Cloud Stocks Down 26% in 6 Weeks

Is the sky falling? For some cloud investors, the market has not been too kind and many are starting to rethink their investment strategies. Bessemer Venture Partners recently produced a startling graph that charts the BVP cloud computing index. In the past 6 weeks, this chart shows the dramatic retreat of many cloud stocks that were considered staples of the cloud investing community. For example, SalesForce’s stock price has lost nearly 20% in one month. What can we interpret from that data?

First we must ask ourselves, is this retreat just a simple correction of the market or is it a sign of things to come? If you ask David Kostin, the chief US equity strategist at Goldman Sachs, he believes that the retreat is just a simple correction in the market. “Tech stocks aren’t overvalued,” claims Kostin.

Other analysts have differing opinions. Jay Ritter from the University of Florida mentions, “Of the 48 tech and biotech IPOs on Wall Street this year, 43 were in companies that had yet to show a profit.”

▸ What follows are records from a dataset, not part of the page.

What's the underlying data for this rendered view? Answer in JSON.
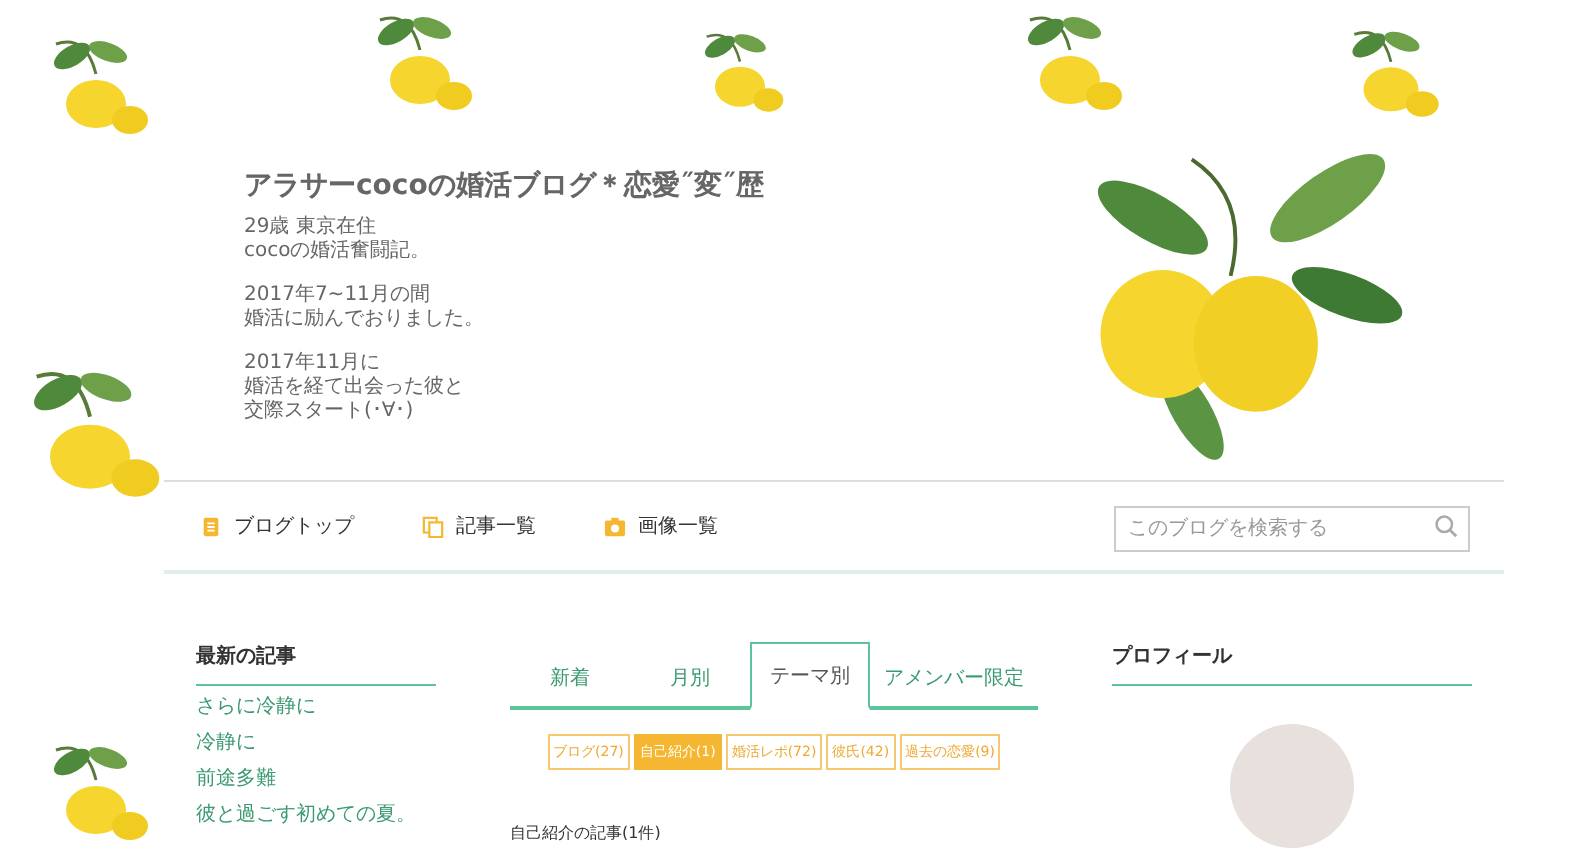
{
  "header": {
    "title": "アラサーcocoの婚活ブログ＊恋愛˝変˝歴",
    "description": [
      [
        "29歳 東京在住",
        "cocoの婚活奮闘記。"
      ],
      [
        "2017年7~11月の間",
        "婚活に励んでおりました。"
      ],
      [
        "2017年11月に",
        "婚活を経て出会った彼と",
        "交際スタート(･∀･)"
      ]
    ]
  },
  "nav": {
    "links": [
      {
        "label": "ブログトップ",
        "kind": "top"
      },
      {
        "label": "記事一覧",
        "kind": "list"
      },
      {
        "label": "画像一覧",
        "kind": "image"
      }
    ],
    "search": {
      "placeholder": "このブログを検索する"
    }
  },
  "latest": {
    "heading": "最新の記事",
    "items": [
      "さらに冷静に",
      "冷静に",
      "前途多難",
      "彼と過ごす初めての夏。"
    ]
  },
  "tabs": [
    {
      "label": "新着",
      "selected": false
    },
    {
      "label": "月別",
      "selected": false
    },
    {
      "label": "テーマ別",
      "selected": true
    },
    {
      "label": "アメンバー限定",
      "selected": false
    }
  ],
  "themes": [
    {
      "label": "ブログ(27)",
      "selected": false
    },
    {
      "label": "自己紹介(1)",
      "selected": true
    },
    {
      "label": "婚活レポ(72)",
      "selected": false
    },
    {
      "label": "彼氏(42)",
      "selected": false
    },
    {
      "label": "過去の恋愛(9)",
      "selected": false
    }
  ],
  "section_heading": "自己紹介の記事(1件)",
  "profile": {
    "heading": "プロフィール"
  }
}
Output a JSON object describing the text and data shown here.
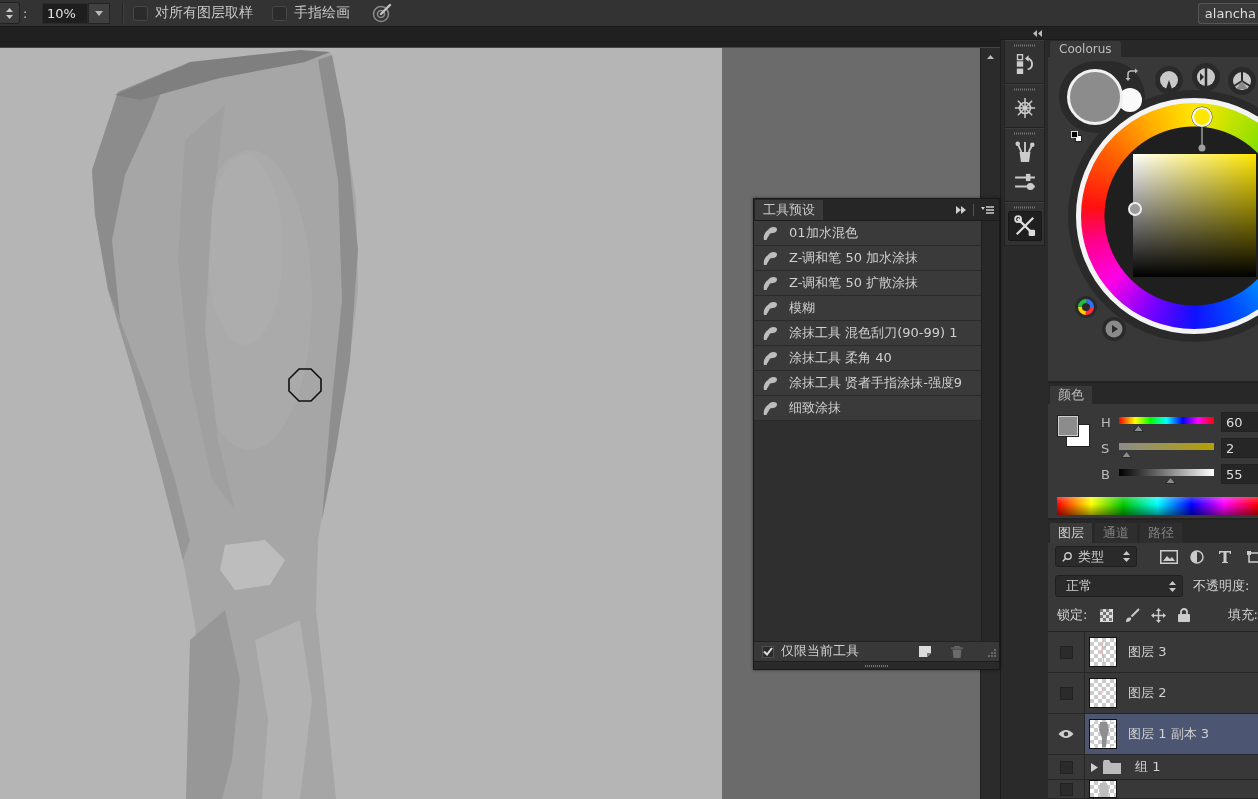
{
  "options_bar": {
    "field_label": ":",
    "strength": {
      "value": "10%"
    },
    "options": [
      {
        "label": "对所有图层取样",
        "checked": false
      },
      {
        "label": "手指绘画",
        "checked": false
      }
    ],
    "workspace": "alancha"
  },
  "tool_presets": {
    "title": "工具预设",
    "presets": [
      {
        "name": "01加水混色",
        "selected": false
      },
      {
        "name": "Z-调和笔 50 加水涂抹",
        "selected": false
      },
      {
        "name": "Z-调和笔 50 扩散涂抹",
        "selected": false
      },
      {
        "name": "模糊",
        "selected": false
      },
      {
        "name": "涂抹工具 混色刮刀(90-99) 1",
        "selected": false
      },
      {
        "name": "涂抹工具 柔角 40",
        "selected": false
      },
      {
        "name": "涂抹工具 贤者手指涂抹-强度9",
        "selected": false
      },
      {
        "name": "细致涂抹",
        "selected": false
      }
    ],
    "current_tool_only": {
      "label": "仅限当前工具",
      "checked": true
    },
    "footer_buttons": [
      {
        "kind": "new",
        "disabled": false
      },
      {
        "kind": "delete",
        "disabled": true
      }
    ]
  },
  "dock": [
    {
      "buttons": [
        {
          "kind": "history",
          "selected": false
        }
      ]
    },
    {
      "buttons": [
        {
          "kind": "navigator",
          "selected": false
        }
      ]
    },
    {
      "buttons": [
        {
          "kind": "brushes",
          "selected": false
        },
        {
          "kind": "presets",
          "selected": false
        }
      ]
    },
    {
      "buttons": [
        {
          "kind": "tools",
          "selected": true
        }
      ]
    }
  ],
  "coolorus": {
    "title": "Coolorus"
  },
  "color_panel": {
    "title": "颜色",
    "channels": [
      {
        "kind": "hue",
        "label": "H",
        "level": 0.17,
        "value": "60"
      },
      {
        "kind": "saturation",
        "label": "S",
        "level": 0.02,
        "value": "2"
      },
      {
        "kind": "brightness",
        "label": "B",
        "level": 0.55,
        "value": "55"
      }
    ]
  },
  "layers_panel": {
    "tabs": [
      {
        "label": "图层",
        "selected": true
      },
      {
        "label": "通道",
        "selected": false
      },
      {
        "label": "路径",
        "selected": false
      }
    ],
    "filter": "类型",
    "blend_mode": "正常",
    "opacity_label": "不透明度:",
    "lock_label": "锁定:",
    "fill_label": "填充:",
    "layers": [
      {
        "kind": "layer",
        "name": "图层 3",
        "visible": false,
        "selected": false
      },
      {
        "kind": "layer",
        "name": "图层 2",
        "visible": false,
        "selected": false
      },
      {
        "kind": "layer",
        "name": "图层 1 副本 3",
        "visible": true,
        "selected": true
      },
      {
        "kind": "group",
        "name": "组 1",
        "visible": false,
        "selected": false,
        "expanded": false
      },
      {
        "kind": "layer",
        "visible": false,
        "selected": false
      }
    ]
  }
}
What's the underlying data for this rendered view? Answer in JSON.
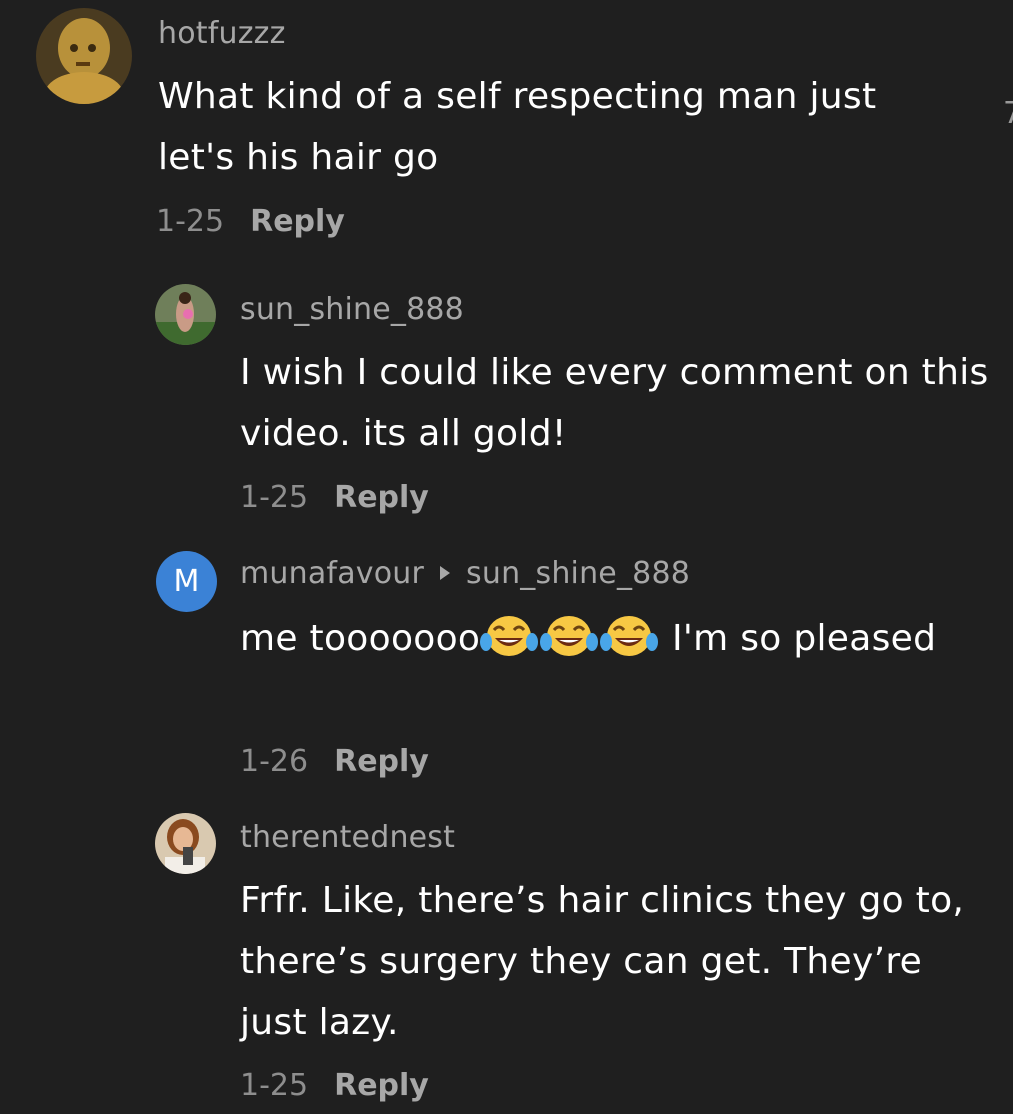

Some analysts look at recent cloud acquisitions and venture capital investment valuations as being bloated and unrealistic. Facebook’s acquisition of WhatsApp is a prime example. Research shows that Facebook paid $42 per user of the app when the application generates $1 a year per user only after the first year the consumer uses the app.

So what’s the real answer to this quandary? It really depends on who you ask. While analysts at Goldman Sachs do not see a tech bubble coming, other analysts mention that all bubbles aren’t the same. Most investors look at the year 2000 as the poster child of a tech bubble. Many experts feel that this is like comparing apples to oranges. For example, in year 2000, mobile devices being connected to the internet was just a fantasy and most consumers were using dial up internet. So what will happen with cloud stocks? We suggest you do your own research using conventional investing wisdom and consult someone you trust when making such decisions.